A: You can, but you need to be clear about what that means. You'll need to budget time and resources for data preparation. You'll need to accept that your initial results will be limited until your data improves. And you need to have a clear timeline for when data readiness will actually be solved. Ignoring data readiness and hoping the technology will compensate usually leads to disappointing results.
Q: How often should executives review their AI implementation strategy?
A: At least quarterly. Implementation plans change. Market conditions change. Your understanding evolves. The questions that made sense at launch might need to be revisited as you learn more. Make it a standard part of your governance process to revisit your clarity, readiness, and implementation assumptions.
Q: What if executives disagree on the AI implementation strategy?
A: That's actually important data. It usually signals you don't have real alignment yet. I'd recommend spending time getting alignment before moving forward.
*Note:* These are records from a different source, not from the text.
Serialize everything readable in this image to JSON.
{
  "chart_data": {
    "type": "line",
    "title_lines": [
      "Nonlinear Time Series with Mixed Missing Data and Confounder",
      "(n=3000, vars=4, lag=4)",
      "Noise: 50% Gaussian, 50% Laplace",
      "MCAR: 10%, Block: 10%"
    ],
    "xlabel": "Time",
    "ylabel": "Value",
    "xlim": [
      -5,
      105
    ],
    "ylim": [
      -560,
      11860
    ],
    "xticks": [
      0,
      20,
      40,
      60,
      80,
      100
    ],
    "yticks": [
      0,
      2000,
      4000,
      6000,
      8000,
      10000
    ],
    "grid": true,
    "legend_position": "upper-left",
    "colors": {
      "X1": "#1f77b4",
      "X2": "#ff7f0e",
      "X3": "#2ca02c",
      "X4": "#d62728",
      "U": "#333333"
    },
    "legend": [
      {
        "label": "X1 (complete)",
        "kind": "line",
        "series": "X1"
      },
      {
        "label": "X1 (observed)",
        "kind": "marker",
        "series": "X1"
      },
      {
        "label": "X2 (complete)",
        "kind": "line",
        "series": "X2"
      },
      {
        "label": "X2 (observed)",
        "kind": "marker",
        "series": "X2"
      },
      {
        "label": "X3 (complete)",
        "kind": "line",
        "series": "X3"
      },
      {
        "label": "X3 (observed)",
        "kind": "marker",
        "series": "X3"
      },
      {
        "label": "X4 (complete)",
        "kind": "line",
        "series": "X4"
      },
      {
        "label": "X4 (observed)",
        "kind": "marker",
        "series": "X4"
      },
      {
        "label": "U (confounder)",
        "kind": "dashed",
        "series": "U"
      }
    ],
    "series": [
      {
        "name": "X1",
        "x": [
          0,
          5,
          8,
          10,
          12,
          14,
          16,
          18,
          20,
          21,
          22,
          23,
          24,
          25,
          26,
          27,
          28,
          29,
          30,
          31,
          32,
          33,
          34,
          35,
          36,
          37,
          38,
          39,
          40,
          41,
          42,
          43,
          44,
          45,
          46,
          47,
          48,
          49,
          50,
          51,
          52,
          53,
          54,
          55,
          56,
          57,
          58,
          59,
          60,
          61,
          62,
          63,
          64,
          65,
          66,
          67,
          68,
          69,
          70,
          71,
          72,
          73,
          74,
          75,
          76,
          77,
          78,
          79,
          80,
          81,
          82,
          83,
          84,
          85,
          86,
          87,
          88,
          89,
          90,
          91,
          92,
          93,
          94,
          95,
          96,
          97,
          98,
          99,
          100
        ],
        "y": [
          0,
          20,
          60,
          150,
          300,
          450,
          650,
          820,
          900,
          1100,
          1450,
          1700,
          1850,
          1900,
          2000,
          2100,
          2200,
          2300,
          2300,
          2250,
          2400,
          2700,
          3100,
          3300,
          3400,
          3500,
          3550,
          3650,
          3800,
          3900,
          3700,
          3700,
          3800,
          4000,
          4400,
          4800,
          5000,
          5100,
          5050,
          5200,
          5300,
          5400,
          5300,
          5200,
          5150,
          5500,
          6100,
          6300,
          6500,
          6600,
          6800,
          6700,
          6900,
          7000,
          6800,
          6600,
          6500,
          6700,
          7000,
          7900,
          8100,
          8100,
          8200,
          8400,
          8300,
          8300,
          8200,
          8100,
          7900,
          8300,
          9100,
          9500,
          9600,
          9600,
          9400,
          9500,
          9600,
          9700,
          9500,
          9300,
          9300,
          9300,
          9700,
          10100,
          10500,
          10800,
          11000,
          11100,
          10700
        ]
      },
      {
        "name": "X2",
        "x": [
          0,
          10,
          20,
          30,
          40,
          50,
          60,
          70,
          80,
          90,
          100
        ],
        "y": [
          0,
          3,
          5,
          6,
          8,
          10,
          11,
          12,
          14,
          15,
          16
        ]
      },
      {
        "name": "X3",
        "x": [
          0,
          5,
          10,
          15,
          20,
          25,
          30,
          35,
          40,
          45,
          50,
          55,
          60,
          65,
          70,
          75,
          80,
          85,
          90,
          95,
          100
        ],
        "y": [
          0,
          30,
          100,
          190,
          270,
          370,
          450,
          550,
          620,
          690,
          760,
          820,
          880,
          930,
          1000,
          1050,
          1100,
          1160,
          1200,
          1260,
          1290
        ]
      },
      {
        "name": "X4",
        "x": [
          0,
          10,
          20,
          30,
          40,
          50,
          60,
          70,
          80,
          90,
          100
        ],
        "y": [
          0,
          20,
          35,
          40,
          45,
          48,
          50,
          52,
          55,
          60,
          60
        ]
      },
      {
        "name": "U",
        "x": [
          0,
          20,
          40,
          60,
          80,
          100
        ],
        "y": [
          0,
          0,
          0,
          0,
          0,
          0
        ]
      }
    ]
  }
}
The time investment in alignment conversations upfront is much smaller than the cost of competing priorities derailing the initiative later.
Q: What if we realize mid-implementation that we should have answered some of these questions differently?
A: That's normal. Implementation always produces learning. The key is to revisit your decisions when you learn something important, rather than plowing ahead with an approach that no longer makes sense. Have a governance process that lets you course-correct when necessary. The best implementations are the ones that adjust based on what they learn.